The Charleston Branch of the National Association for the Advancement of Colored People (NAACP) is scrambling to hold an overdue election for officers that should have been held in November.
The Rev. Joseph Darby, the branch’s president, said a five-member nomination committee is expected to present a slate of nominees in about two weeks. As the organization’s first vice president, Darby became president when long-time president Dot Scott resigned in October.
“I will [be the president] until they find someone else who is interested and capable,” Darby told the Charleston City Paper.
The NAACP also has an opening for a third vice president following the Rev. Lawrence Bratton’s resignation in October. Bratton declined to comment when asked about the gap in the branch’s leadership.
“I don’t have anything to say about the organization,” said Bratton, pastor of Bible Way Baptist Church in West Ashley.
Branch members should have voted in November through Election Buddy, a new online voting method implemented last year by the NAACP’s national office, said Darby, senior pastor of Nichols Chapel AME Church on Bogard Street. He said he first heard about Election Buddy “when we started talking about the election at the end of October.”

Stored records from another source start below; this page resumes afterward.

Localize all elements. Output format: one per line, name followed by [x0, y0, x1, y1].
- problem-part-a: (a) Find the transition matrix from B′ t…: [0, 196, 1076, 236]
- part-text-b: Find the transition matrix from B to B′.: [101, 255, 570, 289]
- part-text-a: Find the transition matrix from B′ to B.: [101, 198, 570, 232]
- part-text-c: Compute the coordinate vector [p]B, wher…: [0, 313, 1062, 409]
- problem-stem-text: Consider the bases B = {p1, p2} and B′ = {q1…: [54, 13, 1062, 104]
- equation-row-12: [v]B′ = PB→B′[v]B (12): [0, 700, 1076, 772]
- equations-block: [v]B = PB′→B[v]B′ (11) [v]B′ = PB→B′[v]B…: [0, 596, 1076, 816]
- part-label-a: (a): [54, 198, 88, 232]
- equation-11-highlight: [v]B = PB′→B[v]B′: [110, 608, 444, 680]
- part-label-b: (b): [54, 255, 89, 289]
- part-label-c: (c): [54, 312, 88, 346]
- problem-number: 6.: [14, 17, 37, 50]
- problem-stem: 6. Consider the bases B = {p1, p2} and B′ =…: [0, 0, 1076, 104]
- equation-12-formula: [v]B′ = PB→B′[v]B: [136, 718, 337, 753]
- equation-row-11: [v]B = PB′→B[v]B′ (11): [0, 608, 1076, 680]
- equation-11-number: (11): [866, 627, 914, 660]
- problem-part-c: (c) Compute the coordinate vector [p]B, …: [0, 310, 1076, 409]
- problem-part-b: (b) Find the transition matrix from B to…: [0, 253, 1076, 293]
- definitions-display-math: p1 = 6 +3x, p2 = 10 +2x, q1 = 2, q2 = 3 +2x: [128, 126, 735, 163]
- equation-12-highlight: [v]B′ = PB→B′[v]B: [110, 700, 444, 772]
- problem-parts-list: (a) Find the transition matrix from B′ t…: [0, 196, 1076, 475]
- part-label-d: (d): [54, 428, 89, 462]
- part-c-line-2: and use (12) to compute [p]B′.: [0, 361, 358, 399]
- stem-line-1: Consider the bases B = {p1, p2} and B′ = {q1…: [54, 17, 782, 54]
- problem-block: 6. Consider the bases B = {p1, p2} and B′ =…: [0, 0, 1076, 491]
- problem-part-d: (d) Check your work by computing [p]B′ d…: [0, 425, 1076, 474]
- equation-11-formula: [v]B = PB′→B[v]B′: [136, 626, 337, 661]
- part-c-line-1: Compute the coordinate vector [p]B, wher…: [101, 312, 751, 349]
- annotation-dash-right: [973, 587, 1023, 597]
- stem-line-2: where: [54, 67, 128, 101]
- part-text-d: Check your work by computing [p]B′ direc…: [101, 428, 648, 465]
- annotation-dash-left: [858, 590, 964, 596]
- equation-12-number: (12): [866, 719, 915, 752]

Darby said he tried to hold at least two recent weekend meetings to prepare for the elections. The meetings had low attendance. On Jan. 29, about two dozen NAACP members met at Greater St. Luke AME Church in Charleston. Darby missed the meeting due to a recent hospitalization. He was released Thursday. Brenda C. Murphy, president of the NAACP South Carolina State Conference, chaired the meeting.
“We are just a little behind in Charleston” with setting up Election Buddy, Murphy said. When asked why the Charleston branch is playing catch-up, she paused then said, “Well, they are behind. We are doing what we can to assist the officers in Charleston.”
Scott, the longtime former president, declined to comment about the voting delay.
“This organization is too important,” said Scott, who became branch president 21 years ago. She hopes the 106-year-old branch, the oldest in South Carolina, “does not skip a beat.”
Oceanographer Dr. Stephen Cofer-Shabica of Mount Pleasant, chairman of the branch’s education committee, said the election delay will be a passing blemish on the branch’s reputation.
“With all organizations things go up and down and there are issues that you ultimately resolve,” said Cofer-Shabica, who formerly served as a third vice president. Scott’s resignation, he said, “left the branch out on a limb. Rev. Darby [was] sick and that’s an issue, and then Bratton just decided he was going to quit. This makes it a little hard to realize these things happen in any good organization, but this certainly is not going to be fatal.”